Technology and machine learning already helps travel marketers make decisions about the right message to the right target market, at the right moment. And a recent “Think with Google” post gave us some fascinating insight into guest behaviour when it comes to travel.
“Travel inspiration is everywhere and the journey to purchase is a full of twists and turns.”
What are the most popular drivers for UK travellers booking a trip:
19% – “I regularly think about trips I want to take.”
19% = “I felt I was due a vacation”.
15% – “I had wanted to travel to a destination for some time”.
So the journey from look to book is long, exciting and possibly tedious, involves different information sources and platforms, and is unique to that user. Attribution of marketing spend may well be spread across five or more campaigns running for 12 months. Or it may be a 10 minute spur of the moment journey for search engine to website to online booking. And everything in-between.

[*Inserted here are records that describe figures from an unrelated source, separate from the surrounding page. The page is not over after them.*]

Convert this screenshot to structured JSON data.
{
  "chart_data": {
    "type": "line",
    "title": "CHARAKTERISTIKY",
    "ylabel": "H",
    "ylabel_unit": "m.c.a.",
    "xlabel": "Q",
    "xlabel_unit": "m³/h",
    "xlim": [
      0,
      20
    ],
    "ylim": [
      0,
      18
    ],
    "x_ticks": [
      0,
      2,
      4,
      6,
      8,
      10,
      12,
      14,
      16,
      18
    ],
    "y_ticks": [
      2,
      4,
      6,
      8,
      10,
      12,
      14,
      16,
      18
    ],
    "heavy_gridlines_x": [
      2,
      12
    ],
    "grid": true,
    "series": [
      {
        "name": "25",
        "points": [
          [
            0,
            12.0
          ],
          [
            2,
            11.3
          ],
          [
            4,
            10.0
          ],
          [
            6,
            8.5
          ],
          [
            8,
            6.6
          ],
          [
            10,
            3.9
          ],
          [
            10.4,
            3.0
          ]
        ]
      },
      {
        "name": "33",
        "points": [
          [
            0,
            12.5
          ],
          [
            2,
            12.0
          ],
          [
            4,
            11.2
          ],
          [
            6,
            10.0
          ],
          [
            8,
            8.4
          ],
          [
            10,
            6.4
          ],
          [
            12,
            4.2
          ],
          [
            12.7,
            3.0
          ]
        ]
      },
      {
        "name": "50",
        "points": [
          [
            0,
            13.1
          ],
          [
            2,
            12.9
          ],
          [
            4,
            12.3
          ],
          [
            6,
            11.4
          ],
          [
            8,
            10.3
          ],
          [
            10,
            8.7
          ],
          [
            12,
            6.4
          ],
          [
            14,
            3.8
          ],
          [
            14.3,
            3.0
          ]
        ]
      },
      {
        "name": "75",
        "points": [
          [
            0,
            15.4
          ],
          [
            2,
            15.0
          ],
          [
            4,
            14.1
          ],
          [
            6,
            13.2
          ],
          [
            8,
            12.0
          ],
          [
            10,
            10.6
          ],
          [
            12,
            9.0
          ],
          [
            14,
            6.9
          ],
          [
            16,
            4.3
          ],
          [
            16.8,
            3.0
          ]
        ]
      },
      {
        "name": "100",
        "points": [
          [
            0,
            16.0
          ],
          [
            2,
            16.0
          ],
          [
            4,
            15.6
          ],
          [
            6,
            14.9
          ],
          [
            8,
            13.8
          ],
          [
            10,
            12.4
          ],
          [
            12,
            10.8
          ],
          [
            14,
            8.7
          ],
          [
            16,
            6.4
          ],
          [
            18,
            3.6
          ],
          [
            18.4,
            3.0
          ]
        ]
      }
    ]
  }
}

“95% of guests continue to research a location after booking.”
Credit card details entered, booking confirmed, job done. Not quite because this is the point at which travel companies need to begin their work to ensure that guests books again. Delivering the right information at the right time before and during the stay, meeting the needs of that guest and helping them to have a memorable stay is paramount in creating long-standing repeat guests.
“47% did not book because a need was unmet, versus 26% because of price”.
The needs of a guest? Again these are varied and deeply personal to the individual. For Beach Retreats, we survey guests to ensure we are meeting these needs and wants; proximity to the beach and coastal walks, the trust and confidence that we will look after them before during and after their stay, and of course the standard of accommodation they will enjoy.
For the past three months (November to January 2020), guest feedback scored us 100% for the questions “would you recommend us to friends and families?” and “would you book with us again?”.